It's that time of year again: I'm tending an exhibit for my office at the Sunbelt Agricultural Expo, in my hometown of Moultrie, Ga. The big difference this year, personally, is that evenings are going to be alone in the house I grew up in--no Daddy to relate the happenings of the day to. On the other hand, there's a faint hope that I can make progress on a few of the many tasks that need doing as we continue to try to remove stuff from the house and, ultimately, to sell it.

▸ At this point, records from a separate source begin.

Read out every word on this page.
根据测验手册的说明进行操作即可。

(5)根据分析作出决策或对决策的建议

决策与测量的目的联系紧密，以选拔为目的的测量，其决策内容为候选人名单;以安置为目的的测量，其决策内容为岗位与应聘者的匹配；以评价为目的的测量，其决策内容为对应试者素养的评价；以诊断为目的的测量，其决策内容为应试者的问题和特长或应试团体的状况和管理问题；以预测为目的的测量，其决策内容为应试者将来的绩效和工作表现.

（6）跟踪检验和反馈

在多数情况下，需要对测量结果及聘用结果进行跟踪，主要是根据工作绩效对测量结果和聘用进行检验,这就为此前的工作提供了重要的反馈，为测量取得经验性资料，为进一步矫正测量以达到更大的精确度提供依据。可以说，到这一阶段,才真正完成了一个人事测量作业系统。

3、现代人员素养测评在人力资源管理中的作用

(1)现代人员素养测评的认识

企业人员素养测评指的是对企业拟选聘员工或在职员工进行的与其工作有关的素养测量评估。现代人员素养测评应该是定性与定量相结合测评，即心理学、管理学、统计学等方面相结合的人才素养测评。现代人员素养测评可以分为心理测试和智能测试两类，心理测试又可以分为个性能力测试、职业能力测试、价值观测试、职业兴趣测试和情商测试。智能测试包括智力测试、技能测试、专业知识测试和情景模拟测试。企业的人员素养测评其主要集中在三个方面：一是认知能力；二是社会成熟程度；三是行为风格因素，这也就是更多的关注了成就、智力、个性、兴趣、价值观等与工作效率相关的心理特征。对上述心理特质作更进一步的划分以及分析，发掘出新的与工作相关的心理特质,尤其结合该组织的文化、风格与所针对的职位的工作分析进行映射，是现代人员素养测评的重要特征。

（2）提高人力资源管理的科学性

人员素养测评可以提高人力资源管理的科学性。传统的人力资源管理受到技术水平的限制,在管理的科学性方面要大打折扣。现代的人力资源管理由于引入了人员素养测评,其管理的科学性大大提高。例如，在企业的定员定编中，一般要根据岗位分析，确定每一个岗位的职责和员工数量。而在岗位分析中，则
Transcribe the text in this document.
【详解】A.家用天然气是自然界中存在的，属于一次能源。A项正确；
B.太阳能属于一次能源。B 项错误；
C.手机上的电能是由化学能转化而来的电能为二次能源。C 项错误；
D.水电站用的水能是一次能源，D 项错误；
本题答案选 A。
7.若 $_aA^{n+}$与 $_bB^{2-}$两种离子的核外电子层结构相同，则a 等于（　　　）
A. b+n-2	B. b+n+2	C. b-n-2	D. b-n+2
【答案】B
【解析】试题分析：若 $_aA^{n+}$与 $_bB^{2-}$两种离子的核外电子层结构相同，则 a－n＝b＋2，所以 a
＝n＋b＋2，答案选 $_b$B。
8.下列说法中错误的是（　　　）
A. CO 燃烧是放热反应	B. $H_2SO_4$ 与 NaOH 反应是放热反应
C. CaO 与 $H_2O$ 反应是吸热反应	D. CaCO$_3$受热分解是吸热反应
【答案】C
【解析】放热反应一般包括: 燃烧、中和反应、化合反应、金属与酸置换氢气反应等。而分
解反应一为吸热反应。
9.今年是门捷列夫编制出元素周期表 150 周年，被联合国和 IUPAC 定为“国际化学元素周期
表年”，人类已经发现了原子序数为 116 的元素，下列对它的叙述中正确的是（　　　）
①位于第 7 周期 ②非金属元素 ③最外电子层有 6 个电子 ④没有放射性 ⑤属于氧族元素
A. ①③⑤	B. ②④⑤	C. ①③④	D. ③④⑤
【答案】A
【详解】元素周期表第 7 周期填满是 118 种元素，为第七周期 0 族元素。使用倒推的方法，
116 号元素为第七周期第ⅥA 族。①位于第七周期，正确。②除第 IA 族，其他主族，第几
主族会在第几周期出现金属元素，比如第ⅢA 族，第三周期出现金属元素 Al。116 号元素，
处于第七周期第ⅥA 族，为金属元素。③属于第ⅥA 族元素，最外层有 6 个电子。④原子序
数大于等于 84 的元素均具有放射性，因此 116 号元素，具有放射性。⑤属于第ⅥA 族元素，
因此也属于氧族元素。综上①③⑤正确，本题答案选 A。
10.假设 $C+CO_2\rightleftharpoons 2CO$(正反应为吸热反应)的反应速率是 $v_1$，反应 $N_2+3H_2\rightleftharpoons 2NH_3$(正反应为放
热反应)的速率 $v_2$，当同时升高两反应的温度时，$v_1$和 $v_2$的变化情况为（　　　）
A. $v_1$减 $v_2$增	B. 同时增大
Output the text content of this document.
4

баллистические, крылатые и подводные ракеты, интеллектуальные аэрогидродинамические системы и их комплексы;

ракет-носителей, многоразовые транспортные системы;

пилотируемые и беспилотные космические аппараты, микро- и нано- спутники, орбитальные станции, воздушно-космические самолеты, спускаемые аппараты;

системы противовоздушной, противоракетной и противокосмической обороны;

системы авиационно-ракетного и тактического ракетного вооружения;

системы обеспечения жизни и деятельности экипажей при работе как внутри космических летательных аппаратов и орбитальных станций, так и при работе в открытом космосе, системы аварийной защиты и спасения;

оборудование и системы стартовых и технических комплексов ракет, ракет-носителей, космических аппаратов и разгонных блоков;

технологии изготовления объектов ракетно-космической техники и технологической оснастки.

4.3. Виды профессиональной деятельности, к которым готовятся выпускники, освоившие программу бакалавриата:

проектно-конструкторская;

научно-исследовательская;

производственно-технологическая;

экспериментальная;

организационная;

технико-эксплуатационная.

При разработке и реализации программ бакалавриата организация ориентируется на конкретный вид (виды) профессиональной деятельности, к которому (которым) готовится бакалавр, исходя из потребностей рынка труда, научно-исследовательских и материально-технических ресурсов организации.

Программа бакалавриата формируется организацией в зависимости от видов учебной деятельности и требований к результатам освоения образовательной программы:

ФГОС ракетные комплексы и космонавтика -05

But back to the Expo: I'm in my usual spot in one of the 4 'agribusiness buildings', which is where most of the Federal agencies are. Other sorts exhibits, too, though--to my right is Rheem hot water heaters. Across and down from them is a software firm, selling a record-keeping package for farms. To my left is Homeland Security--new to the show this year, I think. Across is the Farm Service Agency, USDA National Ag. Statistics Service, and the Georgia Dept. of Ag.'s "Georgia Grown" promoting Georgia crops. All of these are repeats from last year, at least, if not for several years. The Georgia Grown people mercifully left their continuous-loop narrated slide show at home this year, so we all don't have to listen to it over and over and over.

My exhibit is a hastily assembled set of hydrographs and pictures from two major floods in Georgia this year: spring in southeast Georgia, and the recent September floods in Atlanta. I'm learning again how few people really look at what's on the exhibit--four people so far have read the banner ("Floods in Georgia"), then started in telling me "we just had a flood, too"--they've all been in the area of the September floods. They assume, I think, that exhibitors must be local: very few exhibitors, in fact, really are.

Weather is lovely--it was positively chilly this morning (for south Georgia, that is), and I didn't shed my long-sleeved pullover until late morning. Some years it's been close to 90 (F), and these metal buildings can really get hot, despite the fans. Chilly is good.